The statues, for Istrabadi, were the final straw. For everything else, he said, you can fool yourself “we can have a better tomorrow, we can turn back the sectarian tide,” he said. “Someone destroys a 3,000-year-old statue with a sledgehammer, there’s no bringing that back. There’s no fooling yourself. It’s proof that these people are not a transient phenomenon. They will be defeated, but they will leave a residue behind.”
On ISIS' Iconoclasm

Elliott Colla puts ISIS' recent destruction of Assyrian antiquities in historical context, and explains the extremist group's view of why their display was sacrilegious.

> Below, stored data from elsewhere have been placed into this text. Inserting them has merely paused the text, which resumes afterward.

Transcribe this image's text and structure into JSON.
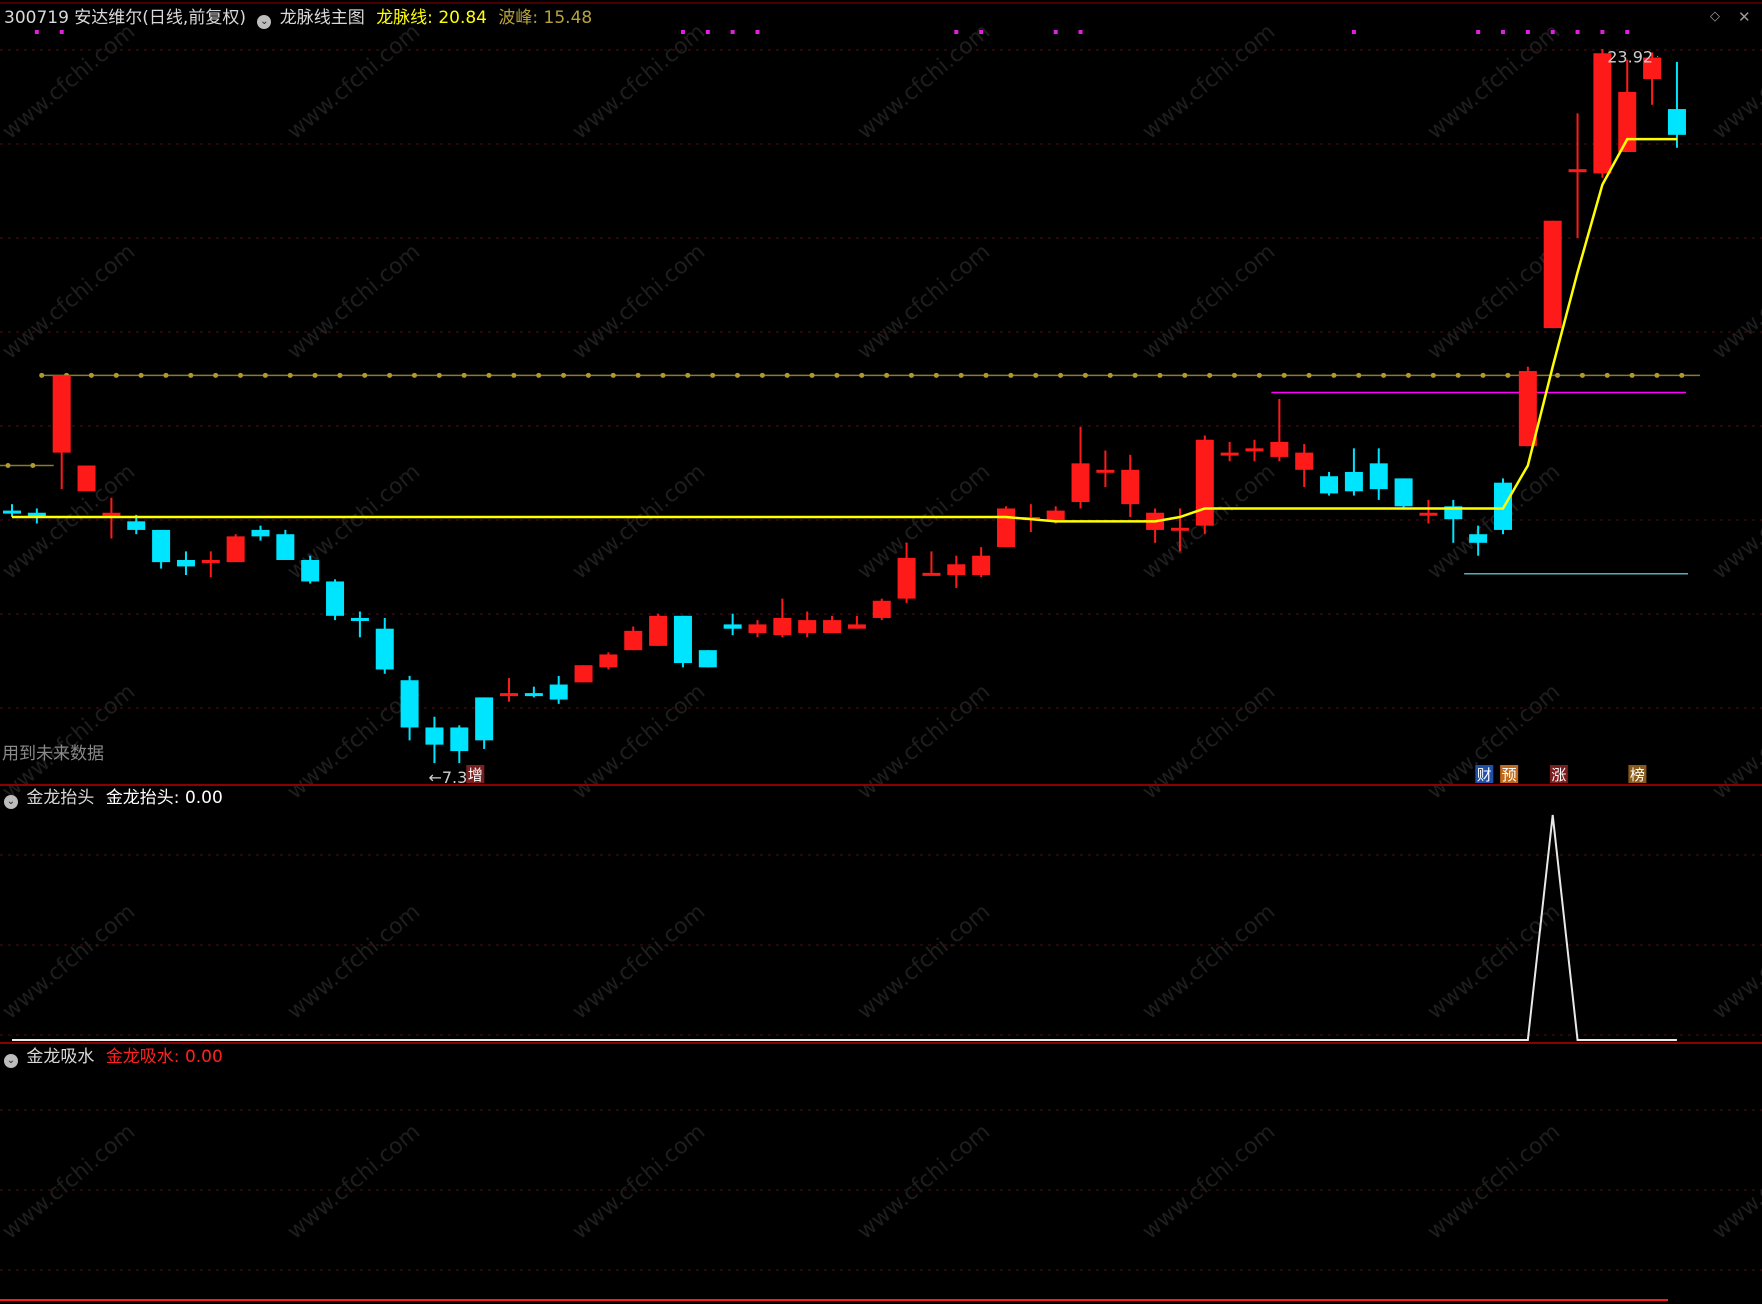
{
  "header": {
    "stock": "300719 安达维尔(日线,前复权)",
    "indicator_name": "龙脉线主图",
    "line_label": "龙脉线:",
    "line_value": "20.84",
    "peak_label": "波峰:",
    "peak_value": "15.48"
  },
  "notes": {
    "future_data": "用到未来数据",
    "low_label": "←7.37",
    "high_label": "23.92"
  },
  "badges": [
    {
      "text": "增",
      "bg": "#7a1f1f",
      "fg": "#ffffff"
    },
    {
      "text": "财",
      "bg": "#1f4fa8",
      "fg": "#ffffff"
    },
    {
      "text": "预",
      "bg": "#c06a1a",
      "fg": "#ffffff"
    },
    {
      "text": "涨",
      "bg": "#7a1f1f",
      "fg": "#ffffff"
    },
    {
      "text": "榜",
      "bg": "#8a5a1a",
      "fg": "#ffffff"
    }
  ],
  "panel2": {
    "title": "金龙抬头",
    "series_label": "金龙抬头:",
    "value": "0.00"
  },
  "panel3": {
    "title": "金龙吸水",
    "series_label": "金龙吸水:",
    "value": "0.00"
  },
  "colors": {
    "up": "#ff1a1a",
    "down": "#00e5ff",
    "dragon_line": "#ffff00",
    "dotted_line": "#8b7a2a",
    "magenta": "#ff00ff",
    "divider": "#8b0000",
    "watermark": "#1e1e1e"
  },
  "watermark": "www.cfchi.com",
  "chart_data": {
    "type": "candlestick",
    "ylim": [
      7.0,
      25.0
    ],
    "candles": [
      {
        "o": 13.25,
        "h": 13.4,
        "l": 13.1,
        "c": 13.2
      },
      {
        "o": 13.2,
        "h": 13.3,
        "l": 12.95,
        "c": 13.1
      },
      {
        "o": 14.6,
        "h": 16.4,
        "l": 13.75,
        "c": 16.4
      },
      {
        "o": 13.7,
        "h": 14.3,
        "l": 13.7,
        "c": 14.3
      },
      {
        "o": 13.2,
        "h": 13.55,
        "l": 12.6,
        "c": 13.2
      },
      {
        "o": 13.0,
        "h": 13.15,
        "l": 12.7,
        "c": 12.8
      },
      {
        "o": 12.8,
        "h": 12.8,
        "l": 11.9,
        "c": 12.05
      },
      {
        "o": 12.1,
        "h": 12.3,
        "l": 11.75,
        "c": 11.95
      },
      {
        "o": 12.1,
        "h": 12.3,
        "l": 11.7,
        "c": 12.1
      },
      {
        "o": 12.05,
        "h": 12.7,
        "l": 12.05,
        "c": 12.65
      },
      {
        "o": 12.8,
        "h": 12.9,
        "l": 12.55,
        "c": 12.65
      },
      {
        "o": 12.7,
        "h": 12.8,
        "l": 12.1,
        "c": 12.1
      },
      {
        "o": 12.1,
        "h": 12.2,
        "l": 11.55,
        "c": 11.6
      },
      {
        "o": 11.6,
        "h": 11.65,
        "l": 10.7,
        "c": 10.8
      },
      {
        "o": 10.75,
        "h": 10.9,
        "l": 10.3,
        "c": 10.7
      },
      {
        "o": 10.5,
        "h": 10.75,
        "l": 9.45,
        "c": 9.55
      },
      {
        "o": 9.3,
        "h": 9.4,
        "l": 7.9,
        "c": 8.2
      },
      {
        "o": 8.2,
        "h": 8.45,
        "l": 7.37,
        "c": 7.8
      },
      {
        "o": 8.2,
        "h": 8.25,
        "l": 7.37,
        "c": 7.65
      },
      {
        "o": 8.9,
        "h": 8.9,
        "l": 7.7,
        "c": 7.9
      },
      {
        "o": 9.0,
        "h": 9.35,
        "l": 8.8,
        "c": 9.0
      },
      {
        "o": 9.0,
        "h": 9.15,
        "l": 8.9,
        "c": 8.95
      },
      {
        "o": 9.2,
        "h": 9.4,
        "l": 8.75,
        "c": 8.85
      },
      {
        "o": 9.25,
        "h": 9.65,
        "l": 9.25,
        "c": 9.65
      },
      {
        "o": 9.6,
        "h": 9.95,
        "l": 9.55,
        "c": 9.9
      },
      {
        "o": 10.0,
        "h": 10.55,
        "l": 10.0,
        "c": 10.45
      },
      {
        "o": 10.1,
        "h": 10.85,
        "l": 10.1,
        "c": 10.8
      },
      {
        "o": 10.8,
        "h": 10.8,
        "l": 9.6,
        "c": 9.7
      },
      {
        "o": 10.0,
        "h": 10.0,
        "l": 9.6,
        "c": 9.6
      },
      {
        "o": 10.6,
        "h": 10.85,
        "l": 10.35,
        "c": 10.5
      },
      {
        "o": 10.4,
        "h": 10.7,
        "l": 10.3,
        "c": 10.6
      },
      {
        "o": 10.35,
        "h": 11.2,
        "l": 10.3,
        "c": 10.75
      },
      {
        "o": 10.4,
        "h": 10.9,
        "l": 10.3,
        "c": 10.7
      },
      {
        "o": 10.4,
        "h": 10.8,
        "l": 10.4,
        "c": 10.7
      },
      {
        "o": 10.5,
        "h": 10.8,
        "l": 10.5,
        "c": 10.6
      },
      {
        "o": 10.75,
        "h": 11.2,
        "l": 10.7,
        "c": 11.15
      },
      {
        "o": 11.2,
        "h": 12.5,
        "l": 11.1,
        "c": 12.15
      },
      {
        "o": 11.8,
        "h": 12.3,
        "l": 11.8,
        "c": 11.8
      },
      {
        "o": 11.75,
        "h": 12.2,
        "l": 11.45,
        "c": 12.0
      },
      {
        "o": 11.75,
        "h": 12.4,
        "l": 11.7,
        "c": 12.2
      },
      {
        "o": 12.4,
        "h": 13.35,
        "l": 12.4,
        "c": 13.3
      },
      {
        "o": 13.1,
        "h": 13.4,
        "l": 12.75,
        "c": 13.1
      },
      {
        "o": 13.0,
        "h": 13.35,
        "l": 12.95,
        "c": 13.25
      },
      {
        "o": 13.45,
        "h": 15.2,
        "l": 13.3,
        "c": 14.35
      },
      {
        "o": 14.2,
        "h": 14.65,
        "l": 13.8,
        "c": 14.2
      },
      {
        "o": 13.4,
        "h": 14.55,
        "l": 13.1,
        "c": 14.2
      },
      {
        "o": 12.8,
        "h": 13.3,
        "l": 12.5,
        "c": 13.2
      },
      {
        "o": 12.85,
        "h": 13.3,
        "l": 12.3,
        "c": 12.85
      },
      {
        "o": 12.9,
        "h": 15.0,
        "l": 12.7,
        "c": 14.9
      },
      {
        "o": 14.6,
        "h": 14.85,
        "l": 14.4,
        "c": 14.6
      },
      {
        "o": 14.7,
        "h": 14.9,
        "l": 14.4,
        "c": 14.7
      },
      {
        "o": 14.5,
        "h": 15.85,
        "l": 14.4,
        "c": 14.85
      },
      {
        "o": 14.2,
        "h": 14.8,
        "l": 13.8,
        "c": 14.6
      },
      {
        "o": 14.05,
        "h": 14.15,
        "l": 13.6,
        "c": 13.65
      },
      {
        "o": 14.15,
        "h": 14.7,
        "l": 13.6,
        "c": 13.7
      },
      {
        "o": 14.35,
        "h": 14.7,
        "l": 13.5,
        "c": 13.75
      },
      {
        "o": 14.0,
        "h": 14.0,
        "l": 13.3,
        "c": 13.35
      },
      {
        "o": 13.2,
        "h": 13.5,
        "l": 12.95,
        "c": 13.2
      },
      {
        "o": 13.35,
        "h": 13.5,
        "l": 12.5,
        "c": 13.05
      },
      {
        "o": 12.7,
        "h": 12.9,
        "l": 12.2,
        "c": 12.5
      },
      {
        "o": 13.9,
        "h": 14.0,
        "l": 12.7,
        "c": 12.8
      },
      {
        "o": 14.75,
        "h": 16.6,
        "l": 14.75,
        "c": 16.5
      },
      {
        "o": 17.5,
        "h": 20.0,
        "l": 17.5,
        "c": 20.0
      },
      {
        "o": 21.2,
        "h": 22.5,
        "l": 19.6,
        "c": 21.2
      },
      {
        "o": 21.1,
        "h": 24.0,
        "l": 21.0,
        "c": 23.9
      },
      {
        "o": 21.6,
        "h": 23.75,
        "l": 21.6,
        "c": 23.0
      },
      {
        "o": 23.3,
        "h": 23.92,
        "l": 22.7,
        "c": 23.8
      },
      {
        "o": 22.6,
        "h": 23.7,
        "l": 21.7,
        "c": 22.0
      }
    ],
    "dragon_line": [
      [
        0,
        13.1
      ],
      [
        1,
        13.1
      ],
      [
        2,
        13.1
      ],
      [
        3,
        13.1
      ],
      [
        4,
        13.1
      ],
      [
        5,
        13.1
      ],
      [
        6,
        13.1
      ],
      [
        7,
        13.1
      ],
      [
        8,
        13.1
      ],
      [
        9,
        13.1
      ],
      [
        10,
        13.1
      ],
      [
        11,
        13.1
      ],
      [
        12,
        13.1
      ],
      [
        13,
        13.1
      ],
      [
        14,
        13.1
      ],
      [
        15,
        13.1
      ],
      [
        16,
        13.1
      ],
      [
        17,
        13.1
      ],
      [
        18,
        13.1
      ],
      [
        19,
        13.1
      ],
      [
        20,
        13.1
      ],
      [
        21,
        13.1
      ],
      [
        22,
        13.1
      ],
      [
        23,
        13.1
      ],
      [
        24,
        13.1
      ],
      [
        25,
        13.1
      ],
      [
        26,
        13.1
      ],
      [
        27,
        13.1
      ],
      [
        28,
        13.1
      ],
      [
        29,
        13.1
      ],
      [
        30,
        13.1
      ],
      [
        31,
        13.1
      ],
      [
        32,
        13.1
      ],
      [
        33,
        13.1
      ],
      [
        34,
        13.1
      ],
      [
        35,
        13.1
      ],
      [
        36,
        13.1
      ],
      [
        37,
        13.1
      ],
      [
        38,
        13.1
      ],
      [
        39,
        13.1
      ],
      [
        40,
        13.1
      ],
      [
        41,
        13.05
      ],
      [
        42,
        13.0
      ],
      [
        43,
        13.0
      ],
      [
        44,
        13.0
      ],
      [
        45,
        13.0
      ],
      [
        46,
        13.0
      ],
      [
        47,
        13.1
      ],
      [
        48,
        13.3
      ],
      [
        49,
        13.3
      ],
      [
        50,
        13.3
      ],
      [
        51,
        13.3
      ],
      [
        52,
        13.3
      ],
      [
        53,
        13.3
      ],
      [
        54,
        13.3
      ],
      [
        55,
        13.3
      ],
      [
        56,
        13.3
      ],
      [
        57,
        13.3
      ],
      [
        58,
        13.3
      ],
      [
        59,
        13.3
      ],
      [
        60,
        13.3
      ],
      [
        61,
        14.3
      ],
      [
        62,
        16.6
      ],
      [
        63,
        18.8
      ],
      [
        64,
        20.84
      ],
      [
        65,
        21.9
      ],
      [
        66,
        21.9
      ],
      [
        67,
        21.9
      ]
    ],
    "dotted_line": 16.4,
    "dotted_line_start": 2,
    "left_stub_line": 14.3,
    "magenta_level": 16.0,
    "magenta_from": 51,
    "cyan_level": 12.2,
    "cyan_from": 59,
    "markers_top": [
      1,
      2,
      27,
      28,
      29,
      30,
      38,
      39,
      42,
      43,
      54,
      59,
      60,
      61,
      62,
      63,
      64,
      65
    ]
  },
  "jlt_chart": {
    "type": "line",
    "ylim": [
      0,
      1
    ],
    "values": [
      0,
      0,
      0,
      0,
      0,
      0,
      0,
      0,
      0,
      0,
      0,
      0,
      0,
      0,
      0,
      0,
      0,
      0,
      0,
      0,
      0,
      0,
      0,
      0,
      0,
      0,
      0,
      0,
      0,
      0,
      0,
      0,
      0,
      0,
      0,
      0,
      0,
      0,
      0,
      0,
      0,
      0,
      0,
      0,
      0,
      0,
      0,
      0,
      0,
      0,
      0,
      0,
      0,
      0,
      0,
      0,
      0,
      0,
      0,
      0,
      0,
      0,
      1,
      0,
      0,
      0,
      0,
      0
    ]
  }
}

This is an interesting read, although I don't see how a modern statue of Saddam Hussein (which Colla rightly points out the US toppled after its own victory in Iraq) has a comparable historical (let alone aesthetic) value to those antiquities. 

It was not just that Europeans arrived to tell everyone that these rocks were sacred (albeit in a non-religious sense), although that happened. It was also that, as Europeans gained control of the region, these same sites and objects were redesignated as excavation sites and museums then cordoned off into 'no-go zones.' It was under the new antiquities laws -- designed to protect and conserve the objects for civilization -- that local peasants were conscripteden masse to work under slave conditions for the great White archaeologists making great 'discoveries' about the ancient past.
Champions of antiquities preservation need to take these colonial and autocratic legacies into consideration as they grapple with the form of iconoclasm practiced by ISIS. And for the record, because there seems to be a doctrinal element to ISIS's practices, it does seem right to think of it as iconoclasm rather than vandalism. The austere Sunni ideology of ISIS (like that of Wahhabi Saudi Arabia) is one that thinks of itself as iconoclastic in the most basic sense of the word. It is a form of monotheism obsessed with the issue of shirk (the worship of false gods), and finds evidence of it everywhere. It opposes the veneration of objects -- whether in temples or in museums -- on the grounds that such veneration is a threat to monotheistic worship. Like the Wahhabis of the 18th century, we can expect them to attack objects where people worship in a way that threatens their monotheistic conception of Islam, be it at tombs where Shia venerate saints or temples where non-Muslims worship other gods. In this context, it is natural that they would also target museums, since for them these also represent places of false worship.
This aspect is missed by those who focus solely on the pagan provenance of the artifacts, and think that ISIS is fighting a ridiculously old and anachronistic battle. It is true that the Assyrian objects destroyed in the Mosul Museum are of pagan origin, but that is not the only reason why ISIS targeted them. They were not only or primarily targeting theobjects in the museum, but rather the form of veneration -- the attitude of sacred appreciation -- represented in the institution of the museum itself. They are also, much like the gunmen in Paris, attempting to "sharpen contradictions" in an effort to create a conflict of civilizations. 
Most museum goers and appreciators of ancient artifacts do not think of their practices as a form of religion. But it is not so hard to see how the iconoclasts of ISIS imagine "false religion" when see the trappings of veneration that pervade museums. Nor are they entirely wrong to cry 'religion' when they hear absolutist claims about transcendent value, even those made by secularists and self-professed atheists. 
Finally, before Americans issue more blanket condemnations of ISIS's ugly form of iconoclasm, we might do well to put our own selves back into the history of toppling statues in Iraq. Weren't we championing iconoclasm and broadcasting it on our own television screens not so long ago? Didn't we, as victors, begin our celebrations by toppling the sacred objects of our enemies?Is it that we, the civilized, abhor the wanton destruction of all objects and histories, or just some?